Kyiv has asked its Western partners to provide MiG-29s, which its pilots already know how to fly and a handful of Eastern European countries have. The West has responded to a renewed Russian push into the Donbass region with fresh weapons for Kyiv and a push to increase "Moscow's international isolation."
The United States, Canada and Britain said they would send Ukraine more artillery, while Norway said it had shipped Ukraine 100 Mistral air defense missiles. The Pentagon said that Ukraine had recently received fighter planes and parts to bolster its air force, declining to specify the number of aircraft and their origin.

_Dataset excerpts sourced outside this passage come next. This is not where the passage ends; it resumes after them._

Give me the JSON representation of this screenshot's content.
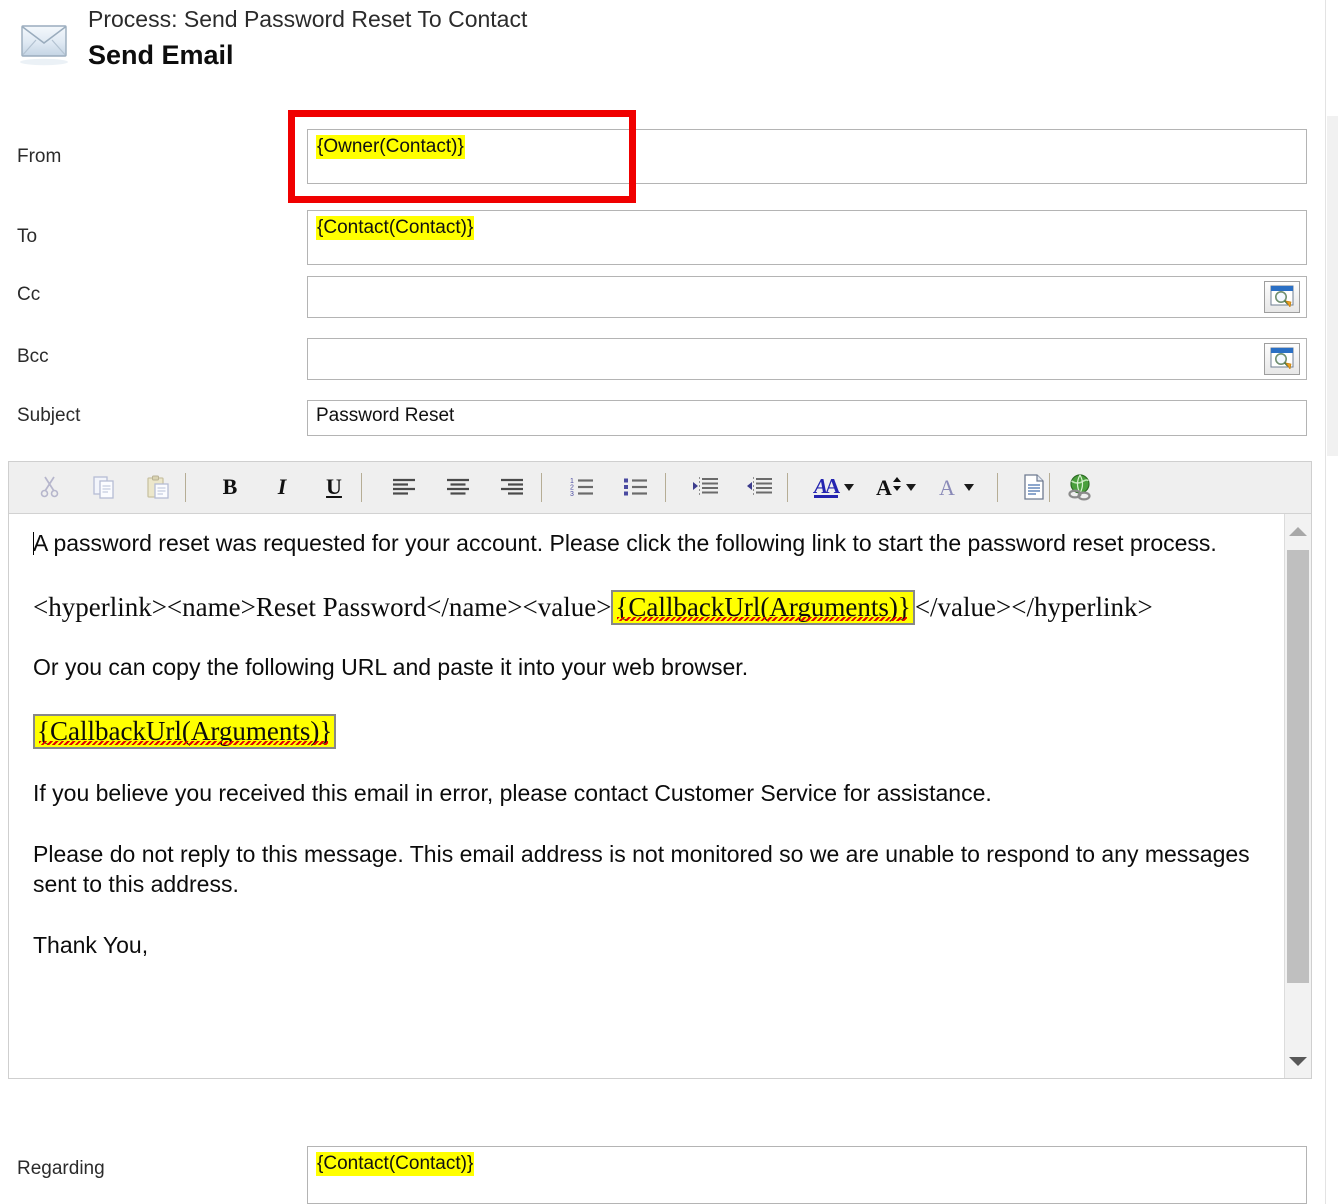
{
  "header": {
    "icon": "envelope-icon",
    "process_line": "Process: Send Password Reset To Contact",
    "title": "Send Email"
  },
  "form": {
    "fields": [
      {
        "label": "From",
        "value": "{Owner(Contact)}",
        "highlighted": true,
        "lookup": false,
        "annotated": true
      },
      {
        "label": "To",
        "value": "{Contact(Contact)}",
        "highlighted": true,
        "lookup": false,
        "annotated": false
      },
      {
        "label": "Cc",
        "value": "",
        "highlighted": false,
        "lookup": true,
        "annotated": false
      },
      {
        "label": "Bcc",
        "value": "",
        "highlighted": false,
        "lookup": true,
        "annotated": false
      },
      {
        "label": "Subject",
        "value": "Password Reset",
        "highlighted": false,
        "lookup": false,
        "annotated": false
      }
    ],
    "regarding": {
      "label": "Regarding",
      "value": "{Contact(Contact)}",
      "highlighted": true
    }
  },
  "annotation": {
    "color": "#f00000",
    "target": "From"
  },
  "editor": {
    "toolbar": [
      {
        "name": "cut-button",
        "glyph": "cut",
        "disabled": true
      },
      {
        "name": "copy-button",
        "glyph": "copy",
        "disabled": true
      },
      {
        "name": "paste-button",
        "glyph": "paste",
        "disabled": true
      },
      {
        "name": "bold-button",
        "glyph": "B",
        "disabled": false
      },
      {
        "name": "italic-button",
        "glyph": "I",
        "disabled": false
      },
      {
        "name": "underline-button",
        "glyph": "U",
        "disabled": false
      },
      {
        "name": "align-left-button",
        "glyph": "align-left",
        "disabled": false
      },
      {
        "name": "align-center-button",
        "glyph": "align-center",
        "disabled": false
      },
      {
        "name": "align-right-button",
        "glyph": "align-right",
        "disabled": false
      },
      {
        "name": "numbered-list-button",
        "glyph": "ordered-list",
        "disabled": false
      },
      {
        "name": "bulleted-list-button",
        "glyph": "bullet-list",
        "disabled": false
      },
      {
        "name": "increase-indent-button",
        "glyph": "indent-inc",
        "disabled": false
      },
      {
        "name": "decrease-indent-button",
        "glyph": "indent-dec",
        "disabled": false
      },
      {
        "name": "font-color-button",
        "glyph": "font-color",
        "disabled": false
      },
      {
        "name": "font-size-button",
        "glyph": "font-size",
        "disabled": false
      },
      {
        "name": "font-name-button",
        "glyph": "font-name",
        "disabled": true
      },
      {
        "name": "insert-template-button",
        "glyph": "template",
        "disabled": false
      },
      {
        "name": "insert-hyperlink-button",
        "glyph": "hyperlink",
        "disabled": false
      }
    ],
    "body": {
      "p1": "A password reset was requested for your account. Please click the following link to start the password reset process.",
      "p2_prefix": "<hyperlink><name>Reset Password</name><value>",
      "p2_token": "{CallbackUrl(Arguments)}",
      "p2_suffix": "</value></hyperlink>",
      "p3": "Or you can copy the following URL and paste it into your web browser.",
      "p4_token": "{CallbackUrl(Arguments)}",
      "p5": "If you believe you received this email in error, please contact Customer Service for assistance.",
      "p6": "Please do not reply to this message. This email address is not monitored so we are unable to respond to any messages sent to this address.",
      "p7": "Thank You,"
    }
  },
  "colors": {
    "highlight": "#ffff00",
    "annotation": "#f00000",
    "toolbar_bg": "#efefef",
    "field_border": "#b4b4b4"
  }
}
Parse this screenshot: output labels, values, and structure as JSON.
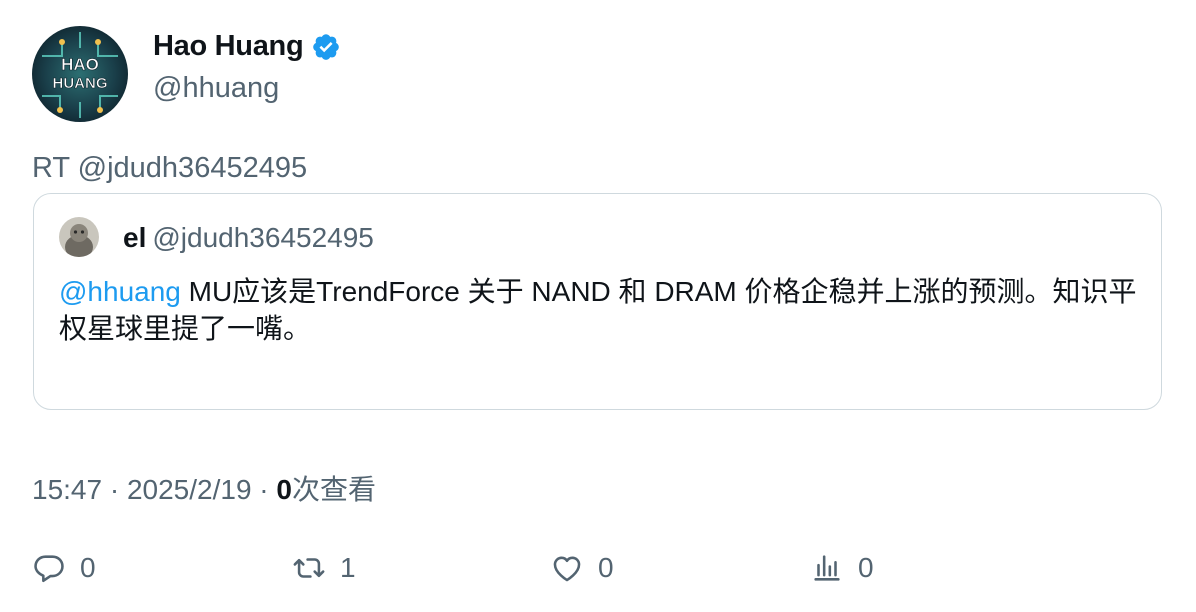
{
  "tweet": {
    "author_name": "Hao Huang",
    "author_handle": "@hhuang",
    "avatar_text_line1": "HAO",
    "avatar_text_line2": "HUANG",
    "retweet_line": "RT @jdudh36452495",
    "timestamp": "15:47 · 2025/2/19 · ",
    "views_count": "0",
    "views_label": "次查看"
  },
  "quoted": {
    "name": "el",
    "handle": "@jdudh36452495",
    "mention": "@hhuang",
    "text": " MU应该是TrendForce 关于 NAND 和 DRAM 价格企稳并上涨的预测。知识平权星球里提了一嘴。"
  },
  "actions": {
    "replies": "0",
    "retweets": "1",
    "likes": "0",
    "views": "0"
  },
  "colors": {
    "secondary_text": "#536471",
    "link": "#1d9bf0",
    "verified_badge": "#1d9bf0",
    "card_border": "#cfd9de"
  },
  "icons": [
    "verified-badge-icon",
    "reply-icon",
    "retweet-icon",
    "like-icon",
    "views-icon"
  ]
}
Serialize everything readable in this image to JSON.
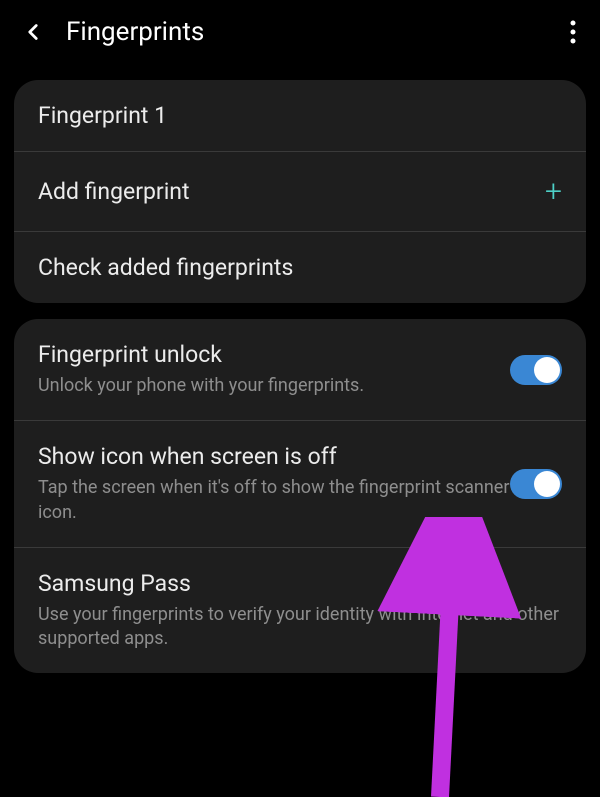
{
  "header": {
    "title": "Fingerprints"
  },
  "section1": {
    "items": [
      {
        "label": "Fingerprint 1"
      },
      {
        "label": "Add fingerprint",
        "has_plus": true
      },
      {
        "label": "Check added fingerprints"
      }
    ]
  },
  "section2": {
    "items": [
      {
        "label": "Fingerprint unlock",
        "subtitle": "Unlock your phone with your fingerprints.",
        "toggle": true
      },
      {
        "label": "Show icon when screen is off",
        "subtitle": "Tap the screen when it's off to show the fingerprint scanner icon.",
        "toggle": true
      },
      {
        "label": "Samsung Pass",
        "subtitle": "Use your fingerprints to verify your identity with Internet and other supported apps."
      }
    ]
  },
  "annotation": {
    "arrow_color": "#c030e0"
  }
}
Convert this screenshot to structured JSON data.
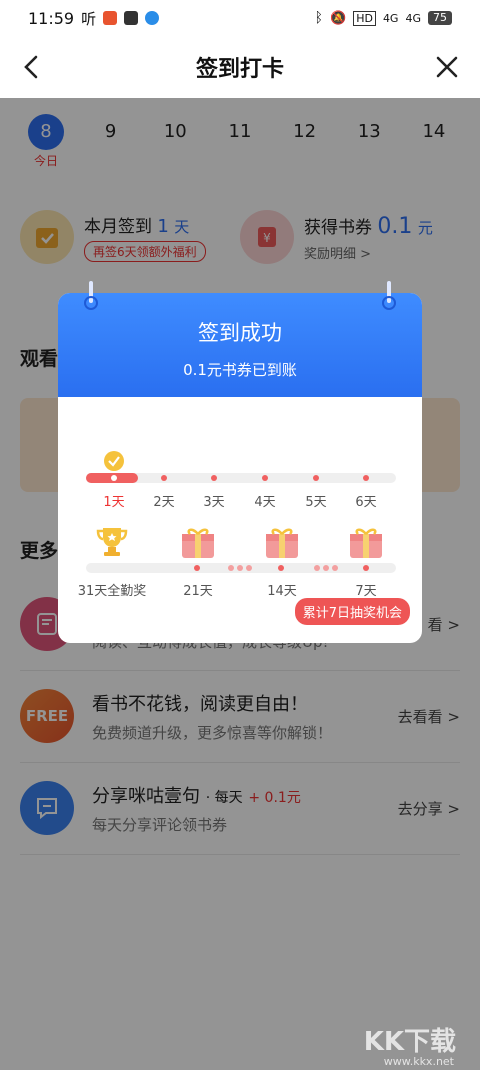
{
  "status_bar": {
    "time": "11:59",
    "listen": "听",
    "hd": "HD",
    "net1": "4G",
    "net2": "4G",
    "battery": "75"
  },
  "header": {
    "title": "签到打卡"
  },
  "dates": [
    {
      "num": "8",
      "sub": "今日"
    },
    {
      "num": "9"
    },
    {
      "num": "10"
    },
    {
      "num": "11"
    },
    {
      "num": "12"
    },
    {
      "num": "13"
    },
    {
      "num": "14"
    }
  ],
  "stats": {
    "month": {
      "label": "本月签到",
      "value": "1",
      "unit": "天",
      "pill": "再签6天领额外福利"
    },
    "coupon": {
      "label": "获得书券",
      "value": "0.1",
      "unit": "元",
      "link": "奖励明细 >"
    }
  },
  "sections": {
    "watch_prefix": "观看",
    "more_prefix": "更多"
  },
  "tasks": [
    {
      "icon_text": "FREE",
      "title": "看书不花钱，阅读更自由！",
      "desc": "免费频道升级，更多惊喜等你解锁！",
      "button": "去看看 >"
    },
    {
      "title": "分享咪咕壹句",
      "tag": "· 每天",
      "reward": "+ 0.1元",
      "desc": "每天分享评论领书券",
      "button": "去分享 >"
    }
  ],
  "partial_task": {
    "button": "看 >",
    "desc_partial": "阅读、互动得成长值，成长等级Up!"
  },
  "modal": {
    "title": "签到成功",
    "subtitle": "0.1元书券已到账",
    "row1": [
      "1天",
      "2天",
      "3天",
      "4天",
      "5天",
      "6天"
    ],
    "row2": [
      "31天全勤奖",
      "21天",
      "14天",
      "7天"
    ],
    "lottery": "累计7日抽奖机会"
  },
  "watermark": {
    "logo": "KK下载",
    "url": "www.kkx.net"
  },
  "colors": {
    "accent": "#2d6ef0",
    "red": "#e33333",
    "gold": "#f5c23c"
  }
}
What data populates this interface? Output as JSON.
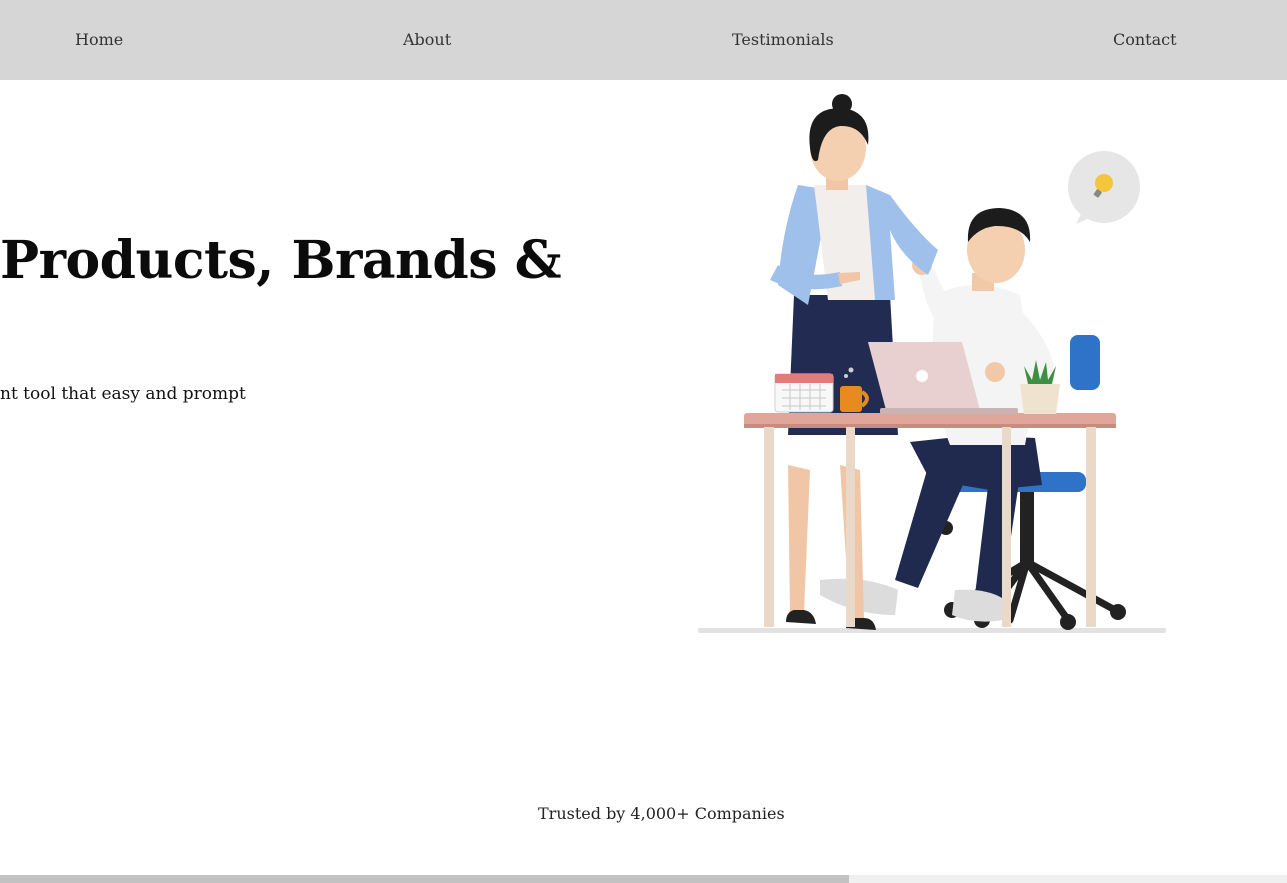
{
  "nav": {
    "items": [
      "Home",
      "About",
      "Testimonials",
      "Contact"
    ]
  },
  "hero": {
    "title": "Products, Brands &",
    "subtitle": "nt tool that easy and prompt",
    "illustration_icon": "office-workers-illustration"
  },
  "trusted": {
    "text": "Trusted by 4,000+ Companies"
  },
  "colors": {
    "nav_bg": "#d6d6d6",
    "page_bg": "#ffffff",
    "scroll_thumb": "#c2c2c2"
  },
  "scrollbar": {
    "position_fraction": 0.66
  }
}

The White House said new sanctions against Russia were being prepared and U.S. President Joe Biden is expected to announce a new military aid package about the same size as last week's $800 million one in the coming days, sources told Reuters.
Russia has denied using banned weapons or targeting civilians and says, without evidence, that signs of atrocities were staged.
The Geneva-based U.N. High Commissioner for Refugees (UNHCR) on Wednesday put the total number of refugees at 5.01 million. More than half of the total, over 2.8 million, fled at least at first to Poland. Although many have stayed there, an unknown number have traveled onward. There are few border checks within the EU. In addition to the refugees, the U.N. says that more than 7 million people have been displaced within Ukraine.
Ukraine had a prewar population of 44 million.
The UNHCR said on March 30 that 4 million people had fled Ukraine and that the exodus was somewhat slower in recent weeks than at the beginning of the war.